学术文献库

The repeating FRB 20190520B is localized to a galaxy at $z=0.241$, much closer than expected given its dispersion measure $\rm DM=1205\pm4\ pc\ cm^{-3}$. Here we assess implications of the large DM and scattering observed from FRB 20190520B for the host galaxy's plasma properties. A sample of 75 bursts detected with the Five-hundred-meter Aperture Spherical radio Telescope shows scattering on two scales: a mean temporal delay $τ(1.41\ {\rm GHz})=10.9\pm1.5$ ms, which is attributed to the host galaxy, and a mean scintillation bandwidth $ν_{\rm d}(1.41\ {\rm GHz})=0.21\pm0.01$ MHz, which is attributed to the Milky Way.

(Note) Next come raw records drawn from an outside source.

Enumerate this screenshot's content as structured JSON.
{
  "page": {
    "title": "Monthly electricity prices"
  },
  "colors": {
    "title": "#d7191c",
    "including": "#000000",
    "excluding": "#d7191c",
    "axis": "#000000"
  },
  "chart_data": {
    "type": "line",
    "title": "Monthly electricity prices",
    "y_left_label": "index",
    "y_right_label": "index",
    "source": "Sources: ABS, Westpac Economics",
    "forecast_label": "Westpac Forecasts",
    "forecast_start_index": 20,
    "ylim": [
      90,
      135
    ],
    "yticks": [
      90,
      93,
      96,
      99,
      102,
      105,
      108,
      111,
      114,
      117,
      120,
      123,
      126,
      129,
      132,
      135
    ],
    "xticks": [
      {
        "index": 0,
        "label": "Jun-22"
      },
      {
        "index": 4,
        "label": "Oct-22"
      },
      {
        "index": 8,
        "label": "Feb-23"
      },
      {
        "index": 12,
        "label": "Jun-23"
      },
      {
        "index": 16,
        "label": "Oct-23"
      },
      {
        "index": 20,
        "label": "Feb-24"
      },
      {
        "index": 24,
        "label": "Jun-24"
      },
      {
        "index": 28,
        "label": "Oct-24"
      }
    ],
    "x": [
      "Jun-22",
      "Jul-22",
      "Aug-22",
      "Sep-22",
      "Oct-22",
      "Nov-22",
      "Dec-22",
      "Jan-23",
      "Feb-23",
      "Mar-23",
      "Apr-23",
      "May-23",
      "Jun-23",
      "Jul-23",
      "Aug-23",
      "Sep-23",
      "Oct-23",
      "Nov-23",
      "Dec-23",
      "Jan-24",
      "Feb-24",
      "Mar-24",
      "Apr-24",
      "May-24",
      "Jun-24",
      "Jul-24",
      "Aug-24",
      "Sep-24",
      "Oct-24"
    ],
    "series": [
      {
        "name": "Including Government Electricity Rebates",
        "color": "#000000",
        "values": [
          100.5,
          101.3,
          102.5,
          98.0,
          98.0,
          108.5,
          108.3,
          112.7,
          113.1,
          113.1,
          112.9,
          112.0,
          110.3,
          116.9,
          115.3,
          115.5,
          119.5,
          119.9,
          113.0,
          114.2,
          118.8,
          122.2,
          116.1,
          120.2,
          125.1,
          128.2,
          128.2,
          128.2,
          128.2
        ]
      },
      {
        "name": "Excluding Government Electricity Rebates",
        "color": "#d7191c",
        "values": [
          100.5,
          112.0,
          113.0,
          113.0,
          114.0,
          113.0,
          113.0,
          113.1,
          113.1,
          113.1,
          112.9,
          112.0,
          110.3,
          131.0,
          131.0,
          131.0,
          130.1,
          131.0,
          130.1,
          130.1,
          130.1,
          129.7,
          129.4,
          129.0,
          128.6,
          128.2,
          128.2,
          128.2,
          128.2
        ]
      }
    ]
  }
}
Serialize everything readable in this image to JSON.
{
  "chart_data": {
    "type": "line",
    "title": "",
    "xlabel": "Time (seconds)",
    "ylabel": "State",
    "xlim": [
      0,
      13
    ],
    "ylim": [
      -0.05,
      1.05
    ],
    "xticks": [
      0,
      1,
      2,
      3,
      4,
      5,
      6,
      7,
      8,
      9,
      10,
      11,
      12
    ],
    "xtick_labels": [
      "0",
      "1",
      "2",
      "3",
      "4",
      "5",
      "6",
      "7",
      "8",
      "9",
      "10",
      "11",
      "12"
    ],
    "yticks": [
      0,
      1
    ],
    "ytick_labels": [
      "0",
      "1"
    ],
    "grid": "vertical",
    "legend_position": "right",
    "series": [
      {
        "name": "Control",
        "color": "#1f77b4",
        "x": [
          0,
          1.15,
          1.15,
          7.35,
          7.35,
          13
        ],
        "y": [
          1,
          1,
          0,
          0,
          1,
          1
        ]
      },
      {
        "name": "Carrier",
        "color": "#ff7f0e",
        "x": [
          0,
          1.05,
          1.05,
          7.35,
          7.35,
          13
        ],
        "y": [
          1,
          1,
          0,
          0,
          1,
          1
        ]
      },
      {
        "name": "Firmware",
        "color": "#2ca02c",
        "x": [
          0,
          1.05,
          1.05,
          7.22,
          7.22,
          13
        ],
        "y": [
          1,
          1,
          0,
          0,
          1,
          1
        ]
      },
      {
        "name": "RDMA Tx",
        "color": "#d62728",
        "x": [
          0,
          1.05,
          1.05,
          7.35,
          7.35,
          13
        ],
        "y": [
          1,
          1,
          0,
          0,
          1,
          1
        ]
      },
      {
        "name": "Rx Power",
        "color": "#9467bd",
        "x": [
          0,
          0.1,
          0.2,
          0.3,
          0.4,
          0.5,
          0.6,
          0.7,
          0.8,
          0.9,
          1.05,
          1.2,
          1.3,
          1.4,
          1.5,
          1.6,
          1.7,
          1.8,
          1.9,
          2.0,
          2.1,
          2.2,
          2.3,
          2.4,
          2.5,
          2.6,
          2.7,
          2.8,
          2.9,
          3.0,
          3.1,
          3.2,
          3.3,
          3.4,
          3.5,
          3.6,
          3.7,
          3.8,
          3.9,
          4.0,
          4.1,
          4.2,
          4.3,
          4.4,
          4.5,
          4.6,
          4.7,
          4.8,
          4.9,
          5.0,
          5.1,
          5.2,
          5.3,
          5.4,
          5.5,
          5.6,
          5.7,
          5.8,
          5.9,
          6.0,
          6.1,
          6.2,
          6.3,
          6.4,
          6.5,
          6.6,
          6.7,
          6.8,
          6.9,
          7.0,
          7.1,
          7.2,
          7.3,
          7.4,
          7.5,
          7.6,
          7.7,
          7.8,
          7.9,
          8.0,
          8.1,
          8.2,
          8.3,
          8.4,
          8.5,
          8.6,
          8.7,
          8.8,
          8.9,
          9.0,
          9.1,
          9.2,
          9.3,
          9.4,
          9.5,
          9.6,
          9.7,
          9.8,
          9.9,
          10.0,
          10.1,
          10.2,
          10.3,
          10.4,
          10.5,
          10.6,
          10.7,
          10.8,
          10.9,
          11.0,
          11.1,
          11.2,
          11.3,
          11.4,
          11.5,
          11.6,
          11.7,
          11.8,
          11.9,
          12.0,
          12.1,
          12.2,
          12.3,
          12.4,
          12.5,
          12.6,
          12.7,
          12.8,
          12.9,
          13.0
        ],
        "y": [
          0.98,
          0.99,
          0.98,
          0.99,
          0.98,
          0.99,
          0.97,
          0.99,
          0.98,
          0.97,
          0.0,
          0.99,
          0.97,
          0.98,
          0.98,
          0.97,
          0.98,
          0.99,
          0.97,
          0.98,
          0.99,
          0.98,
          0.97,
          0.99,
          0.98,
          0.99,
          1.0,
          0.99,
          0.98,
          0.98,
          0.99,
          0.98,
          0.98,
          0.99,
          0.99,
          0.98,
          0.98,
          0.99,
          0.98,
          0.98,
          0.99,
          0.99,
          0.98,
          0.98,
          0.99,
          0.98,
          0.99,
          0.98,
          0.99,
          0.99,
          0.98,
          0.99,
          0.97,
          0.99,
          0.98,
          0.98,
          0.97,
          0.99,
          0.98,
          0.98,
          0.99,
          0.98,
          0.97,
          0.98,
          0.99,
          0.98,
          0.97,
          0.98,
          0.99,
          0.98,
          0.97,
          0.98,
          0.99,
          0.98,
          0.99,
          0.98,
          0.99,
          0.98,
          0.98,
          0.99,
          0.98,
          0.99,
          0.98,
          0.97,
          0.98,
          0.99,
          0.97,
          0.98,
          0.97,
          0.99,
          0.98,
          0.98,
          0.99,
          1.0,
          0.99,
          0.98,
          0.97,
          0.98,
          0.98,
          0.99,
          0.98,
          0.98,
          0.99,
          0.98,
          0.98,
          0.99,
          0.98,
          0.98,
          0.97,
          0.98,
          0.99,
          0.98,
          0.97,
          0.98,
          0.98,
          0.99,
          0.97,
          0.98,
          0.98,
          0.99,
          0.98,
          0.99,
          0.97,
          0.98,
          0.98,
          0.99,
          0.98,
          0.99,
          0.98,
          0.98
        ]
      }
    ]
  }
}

Balmer line measurements for the host imply an H$α$ emission measure (galaxy frame) $\rm EM_s=620$ pc cm$^{-6} \times (T/10^4 {\rm K})^{0.9}$, implying $\rm DM_{\rm Hα}$ of order the value inferred from the FRB DM budget, $\rm DM_h=1121^{+89}_{-138}$ pc cm$^{-3}$ for plasma temperatures greater than the typical value $10^4$ K. Combining $τ$ and $\rm DM_h$ yields a nominal constraint on the scattering amplification from the host galaxy $\tilde{F} G=1.5^{+0.8}_{-0.3}$ (pc$^2$ km)$^{-1/3}$, where $\tilde{F}$ describes turbulent density fluctuations and $G$ represents the geometric leverage to scattering that depends on the location of the scattering material. For a two-screen scattering geometry where $τ$ arises from the host galaxy and $Δν_{\rm d}$ from the Milky Way, the implied distance between the FRB source and dominant scattering material is $\lesssim100$ pc. The host galaxy scattering and DM contributions support a novel technique for estimating FRB redshifts using the $τ-\rm DM$ relation, and are consistent with previous findings that scattering of localized FRBs is largely dominated by plasma within host galaxies and the Milky Way.